Some updates to the History of The Rotary Club of Gananoque

1.  It started back around 1950 or 51.  Scott's Frozen Food Lockers was a grocery store and butcher shop on the west side of the Gananoque River very close to the dam and fronting onto Tanner Street.  They did custom butchering for people who bought a quarter of beef or pork or a few dozen chickens from the local farmers.  They also provided the same service for local hunters and fishermen.  You could specify what cuts you wanted and have your meat cut, wrapped and frozen.  Remember, this was in the days before the household freezer became popular.  The smoke house (always a fire risk) went out of control and burned the whole place to the ground about 1950 or 51.  There used to be a Tannery (hence the name of the street) , Furniture Factory, Harness Works and a Grist Mill on the west side of the River too.  But, they had all gone out of business before Jack Scott built his store and the Town wound up owning those properties, I think for the unpaid taxes.  Indeed, Jack Scott decided not to rebuild because the home freezers and grocery chains were already cutting into his business.  I believe his lot became owned by the Town at that point, but I'm not sure whether for unpaid taxes or as a purchase.  The west side of the "Mill Pond", as it was then known, became an undeveloped park of sorts, with the old buildings removed and only the stone foundations remaining.  Rotary took charge of the former Scott property and the one beside it, in 1951 or 52, as far as I know.  Rotary made a grassy park out of it with a featured Rose Garden on the slope, that is now used by children as a sliding hill in the winter, from Tanner Street to the edge of the pond below the dam.  This was very visable from the King Street Bridge.
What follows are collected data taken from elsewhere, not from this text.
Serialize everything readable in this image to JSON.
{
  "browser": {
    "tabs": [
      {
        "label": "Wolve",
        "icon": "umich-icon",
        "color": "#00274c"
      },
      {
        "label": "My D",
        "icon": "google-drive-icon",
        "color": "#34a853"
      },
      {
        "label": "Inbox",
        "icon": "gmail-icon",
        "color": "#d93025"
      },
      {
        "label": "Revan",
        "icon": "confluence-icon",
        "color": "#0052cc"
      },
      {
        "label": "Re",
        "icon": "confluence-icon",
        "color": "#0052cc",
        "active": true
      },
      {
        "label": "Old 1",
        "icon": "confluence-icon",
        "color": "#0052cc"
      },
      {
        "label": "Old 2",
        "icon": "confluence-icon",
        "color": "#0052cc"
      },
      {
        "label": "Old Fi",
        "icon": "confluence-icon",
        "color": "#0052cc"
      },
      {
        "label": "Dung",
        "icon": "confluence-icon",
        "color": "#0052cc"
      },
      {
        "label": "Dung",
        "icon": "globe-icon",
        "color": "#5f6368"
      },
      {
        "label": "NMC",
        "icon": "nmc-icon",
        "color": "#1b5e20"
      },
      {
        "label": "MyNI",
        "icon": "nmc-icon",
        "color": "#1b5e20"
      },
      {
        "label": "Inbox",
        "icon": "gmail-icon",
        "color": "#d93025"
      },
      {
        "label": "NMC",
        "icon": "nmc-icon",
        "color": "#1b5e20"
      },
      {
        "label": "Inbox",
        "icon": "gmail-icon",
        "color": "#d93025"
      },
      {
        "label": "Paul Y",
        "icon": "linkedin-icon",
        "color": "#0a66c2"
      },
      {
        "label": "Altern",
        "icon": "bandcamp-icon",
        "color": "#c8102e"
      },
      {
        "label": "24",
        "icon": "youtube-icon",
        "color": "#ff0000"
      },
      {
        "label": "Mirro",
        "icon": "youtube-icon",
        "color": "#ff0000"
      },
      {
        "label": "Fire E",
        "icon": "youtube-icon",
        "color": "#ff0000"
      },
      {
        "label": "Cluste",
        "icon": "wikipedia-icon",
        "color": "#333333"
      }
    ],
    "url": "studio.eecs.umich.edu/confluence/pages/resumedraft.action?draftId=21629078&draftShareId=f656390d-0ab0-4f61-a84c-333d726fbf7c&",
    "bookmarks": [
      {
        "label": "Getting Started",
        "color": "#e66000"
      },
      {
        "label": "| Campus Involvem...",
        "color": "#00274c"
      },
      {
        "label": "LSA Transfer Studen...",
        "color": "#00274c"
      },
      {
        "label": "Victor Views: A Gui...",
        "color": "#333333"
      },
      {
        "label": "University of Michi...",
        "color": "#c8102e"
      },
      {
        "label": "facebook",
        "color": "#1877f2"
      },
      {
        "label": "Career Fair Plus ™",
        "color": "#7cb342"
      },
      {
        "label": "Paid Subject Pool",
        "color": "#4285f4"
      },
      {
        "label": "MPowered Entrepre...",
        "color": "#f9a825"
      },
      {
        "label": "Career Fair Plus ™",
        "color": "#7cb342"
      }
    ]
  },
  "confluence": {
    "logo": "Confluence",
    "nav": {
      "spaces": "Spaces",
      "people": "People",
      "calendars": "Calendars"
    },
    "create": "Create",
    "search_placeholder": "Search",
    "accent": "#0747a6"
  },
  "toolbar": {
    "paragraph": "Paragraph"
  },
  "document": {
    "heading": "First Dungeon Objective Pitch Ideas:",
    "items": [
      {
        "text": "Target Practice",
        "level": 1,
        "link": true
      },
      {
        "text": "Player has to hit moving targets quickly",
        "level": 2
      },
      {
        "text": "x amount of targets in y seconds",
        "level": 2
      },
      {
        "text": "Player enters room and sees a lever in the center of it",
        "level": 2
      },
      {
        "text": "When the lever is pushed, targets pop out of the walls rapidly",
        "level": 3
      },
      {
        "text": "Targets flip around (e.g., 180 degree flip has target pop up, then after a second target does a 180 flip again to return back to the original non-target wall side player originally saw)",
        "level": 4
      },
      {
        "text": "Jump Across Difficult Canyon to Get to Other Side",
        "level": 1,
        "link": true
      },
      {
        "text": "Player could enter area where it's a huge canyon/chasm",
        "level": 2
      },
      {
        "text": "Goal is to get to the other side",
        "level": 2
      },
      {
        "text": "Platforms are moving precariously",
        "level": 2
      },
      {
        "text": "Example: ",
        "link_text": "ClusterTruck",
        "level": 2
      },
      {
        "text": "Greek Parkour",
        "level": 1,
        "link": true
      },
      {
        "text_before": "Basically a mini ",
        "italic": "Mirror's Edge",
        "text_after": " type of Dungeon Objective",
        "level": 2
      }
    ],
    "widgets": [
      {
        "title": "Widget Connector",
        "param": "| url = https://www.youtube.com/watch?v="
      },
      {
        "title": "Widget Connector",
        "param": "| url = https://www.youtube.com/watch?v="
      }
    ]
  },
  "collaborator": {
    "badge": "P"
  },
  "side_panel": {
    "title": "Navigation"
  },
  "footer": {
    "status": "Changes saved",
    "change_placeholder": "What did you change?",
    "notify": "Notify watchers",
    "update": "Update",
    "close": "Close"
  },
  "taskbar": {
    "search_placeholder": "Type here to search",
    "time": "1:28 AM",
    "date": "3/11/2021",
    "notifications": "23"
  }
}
There is a picture that I have seen of the grassy park and the Rose Garden taken from across the pond, about the east end of the King Street Bridge.  Roses are time consuming to maintain and neither the Town nor Rotary want the job.  So, within a few years, the rose garden was turned into a grassy slope with a few trees.

2. In 1965 to 1968 Rotary was instrumental in really building the Park into what we know today as Confederation Park.  On the east side of the "Mill Pond" stood the Jones Shovel Company, making very sturdy hand shovels and gardening tools.  They made a great number of the shovels that our troops used in the trenches of WW1.  In the late 1950's the part west of the train tracks to the Mill Pond was a miscellaneous collection of old brick buildings from various years past.  Old photos show it as a near "Dickensian" old factory.  But, they had a good national reputation and a substantial distribution network for their products.  The property also included two better looking buildings, between the tracks and Park Street, that are now in use as the Information Bureau and the Public Library.  In 1962 or 63 a US company "True Temper" bought the entire operation, primarily for the distribution network in Canada.  They took the newest machinery and anything of value back to the US and abandoned the rest.  No property taxes were paid and by 1965 the derelict buildings, which looked pretty aweful, became the property of the Town of Gananoque and True Temper was long gone.  Then Rotary stepped in, lead by Basil Rogers, a Rotarian and local spark plug and Jack Gilbert, then the Mayor of the Town (1966-1968) and Rotary Past President.  They and the Rotary Directors of the day made up a project to level the old unsightly buildings, mostly brick, and turn the east side of the Mill Pond into a park, to be opened officially on July 1st 1967, Canada's 100th birthday.   About 1968, Mary Rogers and Gladys Bickerton, wives of two Rotarians, gave the Town two white swans for the Park.  Both turned out to be female. Their wing feathers were clipped to avoid the problem of the swans flying away.  There were also included about 10 white ducks. The swans became known as "Gladys" and "Mary", but nobody could tell them apart.

3. In 1993 Gordon Dowsley, a Gananoque native and Rotarian from Oshawa who still summers at his family cottage on Corn Island, and Carolyn Knight, Gananoque Rotarian and Past President, co-chaired a project to build a Sculpture Garden in Confederation Park.  Gord was connected with the Canada Council for the Arts and proposed to them that Gananoque should rent some pieces of Canadian outdoor sculpture that they had in storage and Gananoque Rotary would build mounts for the pieces here to be on public display.  The Sculpture Garden eventually came to be administered by a Town Committee, separate from Rotary.  They have added several sculptures by local artists.

4. In 1997, upon a bequest from the estate of a lady in Gananoque "to be used for the beautification of the Town", Rotary, under the Chairmanship of Bill Webster, put some more money with that bequest and installed a lighted fountain in the middle of the pond.  Unfortunately, large power consumption and water weeds became a problem.  Town Council decided to substituted a simpler fountain, without lights.  The original fountain was stored at the Gananoque Works yard.

In September 2022 a new fountain was purchased with funds from The Rotary Club of Gananoque, Town of Gananoque, The Business Improvement Area, The Tourism Advisory Panel, and Thousand Islands Accommodation Partners.